The regulatory framework on the re-use of public sector information: comments for future revision

Fecha de la noticia: 06-11-2017

datos públicos, directiva europea, reutilización, datos abiertos

The European Union has just made public a paper that, several years of the 2013 reform bring in force, proposes how to tackle overcoming the barriers and difficulties that have been detected since. Recognising the important advance that has taken place over the last few years, the Commission highlights that it there is still a significant number of obstacles, in the context of the Digital Single Market Strategy 

With it a process of reflection and evaluation has started that aims to prepare an initiative on accessibility and re-using public information that will be launched over the next few months. It is a revision that, ultimately, each State has to develop according to internal regulations. Only in this way will it be possible to check to what extent these obstacles are truly present in their own context and they could be hampering the effective re-use of public sector information. What are the barriers that are identified in this working paper? 

Regarding the limitations to the subjective scope, the European Commission warns for the need to extend the enforcement of re-use regulations which are projected under three parts:

  • Private-legal bodies, at times with a status that gives them autonomy or a certain independence, that they have delegated the execution of their own activities from the public sector. This would be the case of those subjects who, even being under the control or public funding, are a company of foundational nature. But also the bodies with public-legal status that do not concur the demands from article 2.d) of Law 37/2017, that is, that they have been created to satisfy the needs of public interest that are of an industrial or commercial nature.
  • The private-legal subjects that, however, carry out a public service activity in name of the administration holder, for example the concessionaries. In relation to these, it should be considered how the information would be accessed directly in their power from the demands and principles of open data. 
  • The European Commission considers the possibility of extending regulation to certain data of strictly private subjects, at least when this possibility can result in improving the functioning of policies and public services, expressly citing the case of the Government Statistics Act.

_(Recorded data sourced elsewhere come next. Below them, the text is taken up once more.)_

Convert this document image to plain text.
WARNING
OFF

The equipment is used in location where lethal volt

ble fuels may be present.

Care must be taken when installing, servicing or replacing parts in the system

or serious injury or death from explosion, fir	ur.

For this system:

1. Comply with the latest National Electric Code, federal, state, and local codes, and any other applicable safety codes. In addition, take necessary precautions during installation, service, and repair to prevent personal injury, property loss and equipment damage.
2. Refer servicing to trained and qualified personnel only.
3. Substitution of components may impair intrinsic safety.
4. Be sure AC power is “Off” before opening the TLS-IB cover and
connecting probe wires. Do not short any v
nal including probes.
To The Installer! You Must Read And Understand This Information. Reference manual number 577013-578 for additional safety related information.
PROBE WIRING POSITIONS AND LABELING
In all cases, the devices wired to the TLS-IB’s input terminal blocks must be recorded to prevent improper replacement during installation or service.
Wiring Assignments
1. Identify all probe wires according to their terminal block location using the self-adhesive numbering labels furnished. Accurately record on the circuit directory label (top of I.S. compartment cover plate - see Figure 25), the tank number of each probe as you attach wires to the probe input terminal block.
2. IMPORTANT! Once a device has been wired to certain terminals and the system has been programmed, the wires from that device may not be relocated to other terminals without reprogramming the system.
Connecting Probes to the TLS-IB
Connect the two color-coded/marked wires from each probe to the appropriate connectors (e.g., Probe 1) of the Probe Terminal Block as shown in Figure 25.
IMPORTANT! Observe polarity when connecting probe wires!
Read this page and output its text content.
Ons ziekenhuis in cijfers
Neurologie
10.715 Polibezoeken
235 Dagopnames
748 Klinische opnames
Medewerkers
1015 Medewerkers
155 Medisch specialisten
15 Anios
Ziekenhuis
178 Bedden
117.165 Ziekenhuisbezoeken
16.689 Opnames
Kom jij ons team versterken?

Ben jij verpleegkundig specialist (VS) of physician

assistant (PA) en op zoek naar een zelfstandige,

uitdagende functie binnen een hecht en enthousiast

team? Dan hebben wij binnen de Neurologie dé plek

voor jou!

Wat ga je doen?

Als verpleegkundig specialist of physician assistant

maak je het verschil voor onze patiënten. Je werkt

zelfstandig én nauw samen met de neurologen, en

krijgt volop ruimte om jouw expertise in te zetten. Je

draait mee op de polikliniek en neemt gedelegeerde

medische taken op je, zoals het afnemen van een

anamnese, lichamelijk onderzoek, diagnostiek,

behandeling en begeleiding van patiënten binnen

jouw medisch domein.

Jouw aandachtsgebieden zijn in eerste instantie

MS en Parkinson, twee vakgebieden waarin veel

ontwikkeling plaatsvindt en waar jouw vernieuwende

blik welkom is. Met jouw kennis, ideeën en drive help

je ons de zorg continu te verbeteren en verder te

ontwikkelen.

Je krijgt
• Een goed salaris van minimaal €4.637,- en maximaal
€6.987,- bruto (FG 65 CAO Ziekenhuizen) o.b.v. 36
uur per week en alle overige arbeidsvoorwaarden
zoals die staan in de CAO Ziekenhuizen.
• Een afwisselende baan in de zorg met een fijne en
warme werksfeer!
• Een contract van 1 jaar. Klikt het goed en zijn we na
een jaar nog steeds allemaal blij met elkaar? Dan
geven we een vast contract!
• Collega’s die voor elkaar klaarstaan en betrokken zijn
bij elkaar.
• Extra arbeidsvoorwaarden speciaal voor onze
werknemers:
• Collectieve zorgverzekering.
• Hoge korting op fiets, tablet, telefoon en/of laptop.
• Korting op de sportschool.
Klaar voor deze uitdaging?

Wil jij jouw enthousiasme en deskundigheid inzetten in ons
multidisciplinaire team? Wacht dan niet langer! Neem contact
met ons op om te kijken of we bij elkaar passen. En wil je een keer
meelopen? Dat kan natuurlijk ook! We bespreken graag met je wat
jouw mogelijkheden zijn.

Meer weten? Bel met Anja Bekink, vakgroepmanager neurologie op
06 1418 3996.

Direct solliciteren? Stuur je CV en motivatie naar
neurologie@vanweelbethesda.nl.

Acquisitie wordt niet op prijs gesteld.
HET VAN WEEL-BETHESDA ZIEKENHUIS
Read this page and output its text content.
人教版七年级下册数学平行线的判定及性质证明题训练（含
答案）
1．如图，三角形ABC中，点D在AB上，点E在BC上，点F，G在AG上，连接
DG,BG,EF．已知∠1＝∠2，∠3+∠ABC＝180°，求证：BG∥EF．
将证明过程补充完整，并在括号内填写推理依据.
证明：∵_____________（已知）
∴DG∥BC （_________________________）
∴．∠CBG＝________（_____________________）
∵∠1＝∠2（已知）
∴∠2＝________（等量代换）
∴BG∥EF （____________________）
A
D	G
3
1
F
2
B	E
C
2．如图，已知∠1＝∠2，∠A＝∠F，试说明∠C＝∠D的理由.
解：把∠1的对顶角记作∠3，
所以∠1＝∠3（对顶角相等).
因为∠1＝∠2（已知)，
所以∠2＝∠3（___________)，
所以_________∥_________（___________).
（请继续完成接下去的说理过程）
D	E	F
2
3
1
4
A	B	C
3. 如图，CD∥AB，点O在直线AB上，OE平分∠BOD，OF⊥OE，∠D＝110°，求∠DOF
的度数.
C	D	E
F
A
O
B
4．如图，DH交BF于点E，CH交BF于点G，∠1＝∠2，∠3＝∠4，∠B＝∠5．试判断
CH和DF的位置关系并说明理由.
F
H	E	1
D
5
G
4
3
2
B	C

In relation to the conditions to access the information, they highlight three high impact issues on the possibilities of subsequent re-use:

  •  It stresses the need to advance the provision of data in real time according to recognised standards. The practical reality of managing documents in the public sector has still not been achieved - except for the highlighted exceptions - the expected level of modernising technology, in a way where the use of paper still enjoys an undeniable implementation.
  • From the point of view of the cost to re-users, the 2013 Directive and the transposition in Spain of the rules related to the cost during the 2015 reform involved an important advance in highlighting that the tariffs should be limited “to marginal costs that are incurred for their reproduction, provision and distribution”. The Commission has noted that there is an extended practice that tends to require very high amounts. As anticipated, the Considered 28 of the cited reform of the RISP Directive in 2013, is essential to reinforce guarantees in terms of administrative complaints to effectively and efficiently control the decision adopted by public bodies without needing to raise a long and costly legal process.
  • Regarding licences, through those that specify the conditions for re-use, it is emphasised that the diversity of licences clearly cause difficulty which should be addressed in terms of a greater interoperability in legal terms of the conditions considered.

Finally, the European Commission considers to expand the objective scope of regulation on re-use to a strategical scope: the research activity. It is a significant challenge as there is an undeniable plurality of conflicting interests at play, both at an individual level of researchers and institutionally, in terms of the research agencies and funding bodies. 

Despite the important regulatory advances produced over recent years, it is clear that the issue of the legal aspects of re-using information linked to the public sector is not definitively closed, not even after the 2013 reform. Over the next few years we are compelled to reform legislation at a European and state level and to weigh up multiple and different legitimate interests that will not always be aligned.